As AE Datastore develops, it will inevitably diverge from InvenioRDM. The InvenioRDM class should evolve to satisfy the needs of AE Datastore. If it is desirable to maintain compatibility with both databases, then AE Datastore logic must be handled by a subclass of the InvenioRDM class.

NekUpload/metadata

This module is responsible for modelling InvenioRDM/AE Datastore metadata and extracting relevant metadata from the datasets. The core object InvenioMetadata is responsible for storing metadata fields supported by InvenioRDM and AE Datastore, and is also responsible for generating the correct metadata payload for upload. To support enforcement of valid metadata fields, other objects, such as Identifier and Relations are specified to provide users with ways to correctly specify metadata fields. All metadata fields should be modelled here, including the CFD-specific metadata.

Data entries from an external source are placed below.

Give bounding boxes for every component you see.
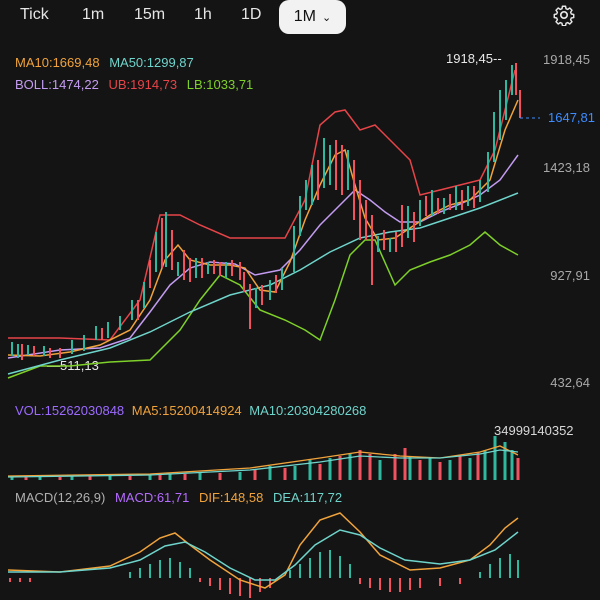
boll-upper-line [8,69,516,341]
boll-value: BOLL:1474,22 [15,77,99,92]
gear-icon[interactable] [553,4,575,26]
macd-dif-line [7,512,519,589]
volume-legend: VOL:15262030848 MA5:15200414924 MA10:203… [15,403,366,418]
tab-1m[interactable]: 1m [82,6,105,23]
ma50-line [7,192,519,375]
boll-lower-line [7,231,519,379]
tab-1month-label: 1M [293,8,316,25]
tab-1d[interactable]: 1D [241,6,262,23]
price-axis-label-2: 1423,18 [543,160,590,175]
ma50-value: MA50:1299,87 [109,55,194,70]
boll-legend: BOLL:1474,22 UB:1914,73 LB:1033,71 [15,77,253,92]
vol-ma5-value: MA5:15200414924 [131,403,242,418]
volume-max-label: 34999140352 [494,423,574,438]
high-price-marker: 1918,45-- [446,51,502,66]
dea-value: DEA:117,72 [272,490,343,505]
macd-dea-line [8,529,519,581]
macd-legend: MACD(12,26,9) MACD:61,71 DIF:148,58 DEA:… [15,490,342,505]
macd-params: MACD(12,26,9) [15,490,106,505]
timeframe-bar: Tick 1m 15m 1h 1D 1M ⌄ [0,0,600,34]
ma10-line [7,99,519,357]
tab-tick[interactable]: Tick [20,6,49,23]
lb-value: LB:1033,71 [186,77,254,92]
price-axis-label-3: 927,91 [550,268,590,283]
price-axis-label-4: 432,64 [550,375,590,390]
tab-1h[interactable]: 1h [194,6,212,23]
current-price-label: 1647,81 [546,110,597,125]
candles [11,63,521,360]
tab-1month-active[interactable]: 1M ⌄ [279,0,346,34]
dif-value: DIF:148,58 [198,490,264,505]
macd-value: MACD:61,71 [114,490,190,505]
chevron-down-icon: ⌄ [322,11,332,24]
tab-15m[interactable]: 15m [134,6,166,23]
volume-bars [7,436,520,480]
boll-mid-line [7,154,519,359]
ma-legend: MA10:1669,48 MA50:1299,87 [15,55,194,70]
ma10-value: MA10:1669,48 [15,55,100,70]
vol-value: VOL:15262030848 [15,403,125,418]
macd-histogram [9,550,519,598]
ub-value: UB:1914,73 [108,77,178,92]
vol-ma10-value: MA10:20304280268 [249,403,367,418]
price-axis-label-1: 1918,45 [543,52,590,67]
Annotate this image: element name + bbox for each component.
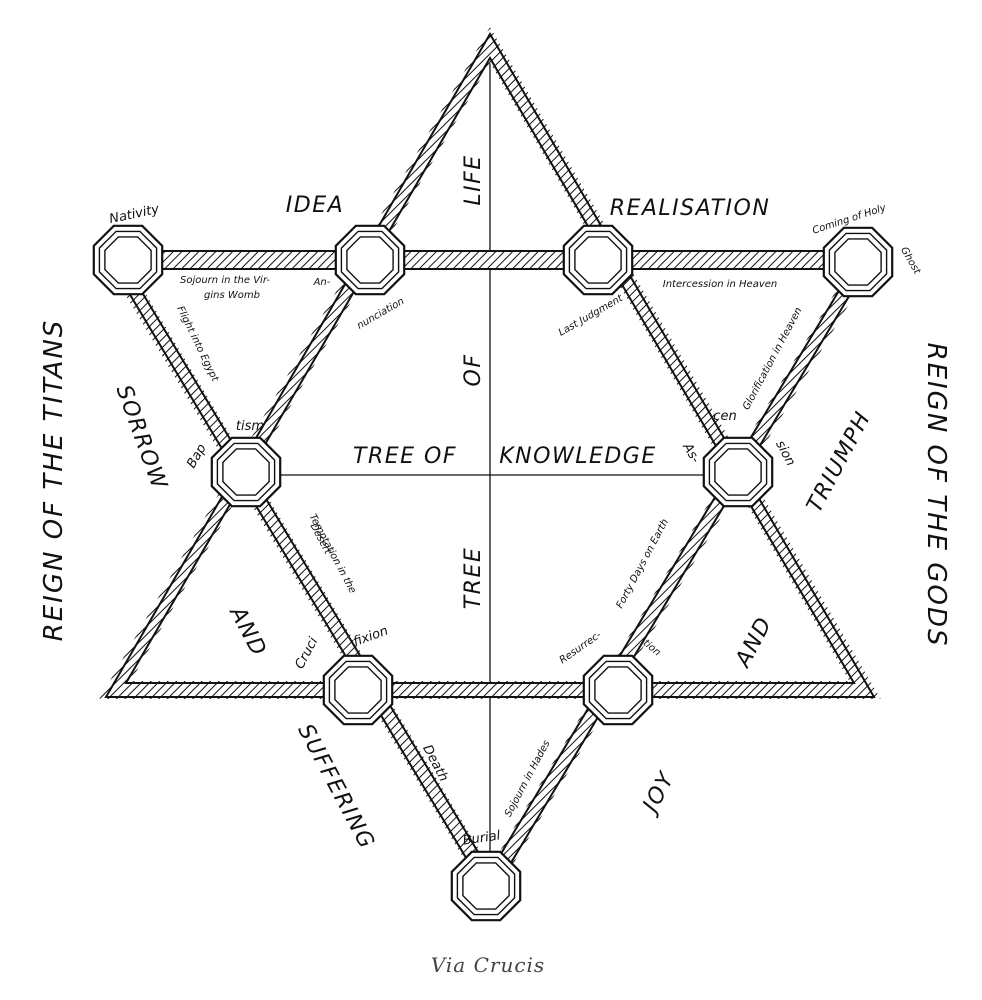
caption: Via Crucis — [431, 953, 545, 977]
realisation-label: REALISATION — [610, 196, 771, 221]
resurrection-station-ring — [594, 666, 642, 714]
crucifixion-station — [322, 654, 394, 726]
baptism-station-ring — [222, 448, 270, 496]
ascension-station-ring — [708, 442, 768, 502]
triumph-label: TRIUMPH — [802, 407, 876, 516]
of-label: OF — [461, 354, 486, 387]
ascension-label-1: As- — [679, 440, 703, 466]
suffering-label: SUFFERING — [292, 720, 379, 854]
ascension-station — [702, 436, 774, 508]
idea-label: IDEA — [286, 193, 344, 218]
ascension-station-ring — [702, 436, 774, 508]
and-left-label: AND — [223, 601, 271, 661]
nativity-label: Nativity — [108, 202, 161, 227]
burial-station-ring — [450, 850, 522, 922]
nativity-station-ring — [92, 224, 164, 296]
resurrec-label: Resurrec- — [558, 629, 604, 666]
and-right-label: AND — [730, 613, 778, 673]
cruci-label: Cruci — [292, 635, 321, 672]
nativity-station — [92, 224, 164, 296]
fixion-label: fixion — [351, 624, 390, 650]
coming-holy-ghost-station-ring — [828, 232, 888, 292]
life-label: LIFE — [461, 154, 486, 205]
last-judgment-station — [562, 224, 634, 296]
ascension-station-ring — [714, 448, 762, 496]
burial-station-ring — [462, 862, 510, 910]
baptism-label-1: Bap — [184, 442, 210, 471]
baptism-station — [210, 436, 282, 508]
nativity-station-ring — [98, 230, 158, 290]
annunciation-station-ring — [340, 230, 400, 290]
nativity-station-ring — [104, 236, 152, 284]
annunciation-label-2: nunciation — [355, 296, 406, 332]
burial-station-ring — [456, 856, 516, 916]
crucifixion-station-ring — [334, 666, 382, 714]
tion-label: tion — [641, 638, 663, 659]
knowledge-label: KNOWLEDGE — [499, 444, 657, 469]
last-judgment-label: Last Judgment — [557, 292, 626, 338]
tree-of-label: TREE OF — [353, 444, 457, 469]
resurrection-station — [582, 654, 654, 726]
last-judgment-station-ring — [568, 230, 628, 290]
burial-label: Burial — [462, 828, 502, 848]
baptism-label-2: tism — [236, 419, 264, 434]
coming-holy-ghost-label-2: Ghost — [898, 245, 923, 277]
intercession-label: Intercession in Heaven — [663, 279, 777, 290]
annunciation-station — [334, 224, 406, 296]
sojourn-womb-label-1: Sojourn in the Vir- — [180, 275, 270, 286]
crucifixion-station-ring — [322, 654, 394, 726]
ascension-label-3: sion — [772, 438, 798, 469]
baptism-station-ring — [216, 442, 276, 502]
sorrow-label: SORROW — [111, 382, 172, 494]
ascension-label-2: cen — [713, 409, 736, 424]
baptism-station-ring — [210, 436, 282, 508]
burial-station — [450, 850, 522, 922]
annunciation-station-ring — [346, 236, 394, 284]
last-judgment-station-ring — [562, 224, 634, 296]
reign-of-gods-label: REIGN OF THE GODS — [921, 343, 951, 648]
resurrection-station-ring — [582, 654, 654, 726]
sojourn-womb-label-2: gins Womb — [204, 290, 260, 301]
annunciation-label-1: An- — [313, 277, 331, 288]
crucifixion-station-ring — [328, 660, 388, 720]
coming-holy-ghost-station-ring — [822, 226, 894, 298]
upward-triangle — [99, 27, 881, 699]
coming-holy-ghost-station — [822, 226, 894, 298]
glorification-label: Glorification in Heaven — [741, 306, 804, 412]
reign-of-titans-label: REIGN OF THE TITANS — [39, 319, 69, 642]
coming-holy-ghost-station-ring — [834, 238, 882, 286]
tree-label: TREE — [461, 547, 486, 610]
resurrection-station-ring — [588, 660, 648, 720]
last-judgment-station-ring — [574, 236, 622, 284]
downward-triangle — [99, 250, 881, 903]
annunciation-station-ring — [334, 224, 406, 296]
joy-label: JOY — [637, 768, 681, 820]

Meanwhile, extractor.py contains extraction logic. It currently provides an object NekAutoExtractor that can be called to acquire all relevant metadata. The results are returned as a dictionary. Any extraction of results for the purpose of metadata annotations goes here.

Note

There is lots of parsing required. Parsing is primarily the responsibility of NekUpload/utils. This package simply uses parsing functions from that package.

NekUpload/utils

This section contains general utilities common to all packages. Most notably, it has a couple of modules for parsing information. It contains hdf5_reader.py and xml_reader.py and parsing.py which provide parsing logic. Note that there is some overlap between them which could be consolidated. Other useful files in here include notifications.py, which provides some logging utilities, and gitlab_api.py, which contains Python wrappers of relevant GitLab API requests.

Note

Another parsing module file.py, currently in the validate package, also contains abstractions of Nektar++ files for extraction purposes. An issue has already been submitted to move this to the utils package.

Integrating the Components: manager.py

This is the workload manager. It is the central piece linking the interface to the pipeline. This calls the correct sequence of tasks from the validation and uploading logic and exposes a simple API for clients to call. The interfaces (GUI and CLI) should only call the workload manager when communicating with the pipeline. Data types from the metadata package can also be used by interfaces to handle correct storage and formatting of metadata.

Note

Some aspects of the packages metadata and upload are exposed to the client. Whether that is necessary or not remains under evaluation and if necessary a breaking workload manager update to the API may be required.

Integrating the Components: index.py

This is the entry point to the GUI. The menu bar, message box, and title are static. Selecting different items in the menu will load that page in. Currently, all pages are held in memory somewhere, which may bloat the memory slightly. However, for the few pages we have, it works fine and makes state management extremely simple. The only real difficulty in state management is passing details from the settings page to the rest of the GUI. This is currently handled by a settings manager, which could be improved (although it does its job). Therefore, each new page to be loaded in, also known as a scene, must be able to take settings manager as an input to configure the page correctly.

Integrating the Components: cli.py

The CLI provides a utility tool the dump-to-plain-file command to create a plain readable file from a HDF5 file. The main role of the CLI is to provide users with a way to access the pipeline and a rough drafted CLI currently uses a set of complex sub-commands that quickly become difficult to manage. A better may be to use a configuration file format, which is also supported but lacks maturity. The CLI needs a complete revamp and can be freely adjusted provided the utility tools remain.